Leveraging 3D Wheeler Diagrams and relative time mapping in seismic data to improve stratigraphic interpretation: Application, Assumptions, and Sequence Stratigraphic Revelations

Abstract:

Our understanding of subsurface stratigraphic relationships is guided by stratigraphic concepts that were developed using many varieties and scales of data including paleontological samples, cuttings and core, outcrop analogs, well logs, and seismic. Subsurface stratigraphic correlations are strongly influenced by the type, density, and distribution of the data available. The exploration geologist typically interprets 2D and 3D seismic reflections to define prospects and plays. In structurally simple areas, he or she often assumes that seismic reflectors mark depositional boundaries that are essentially time-synchronous events represented by a single wavelet character. In reality, seismic reflectors usually display spatial wavelet variability, seldom resolve individual beds and are the product of the amplitude expression of a range of lithologic changes that encompasses a range of geologic time and depositional processes. Our assumption that seismic reflections are time-synchronous can lead to errors in stratigraphic correlation that only become evident when our prediction of well or field performance is unrealized. To mitigate the potential for this correlation error, we must modify how we interpret seismic data. 

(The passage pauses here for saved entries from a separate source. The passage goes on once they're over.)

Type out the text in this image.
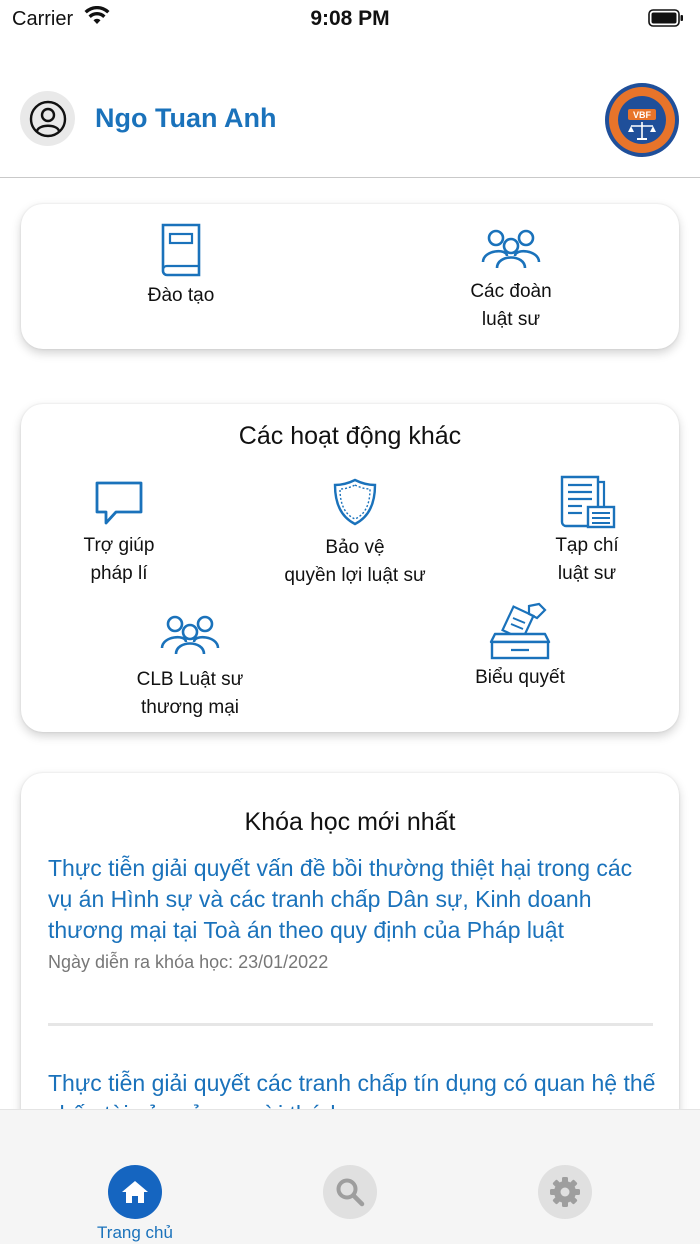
Carrier	9:08 PM
Ngo Tuan Anh	VBF
Đào tạo	Các đoàn
luật sư
Các hoạt động khác
Trợ giúp
pháp lí
Bảo vệ
quyền lợi luật sư
Tạp chí
luật sư
CLB Luật sư
thương mại
Biểu quyết
Khóa học mới nhất
Thực tiễn giải quyết vấn đề bồi thường thiệt hại trong các vụ án Hình sự và các tranh chấp Dân sự, Kinh doanh thương mại tại Toà án theo quy định của Pháp luật
Ngày diễn ra khóa học: 23/01/2022
Thực tiễn giải quyết các tranh chấp tín dụng có quan hệ thế
Trang chủ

 In this presentation we will focus on the concept of defining or approximating time-correlative surfaces in seismic data, leverage concepts of the Wheeler transform to place these seismic reflectors into the relative time domain and then examine the diachronous nature of these time-mapped surfaces in 3D. We will then explore how the 3D mapping of time-correlative surfaces fits sequence stratigraphic concepts and discuss whether this new approach requires us to change our interpretation paradigms.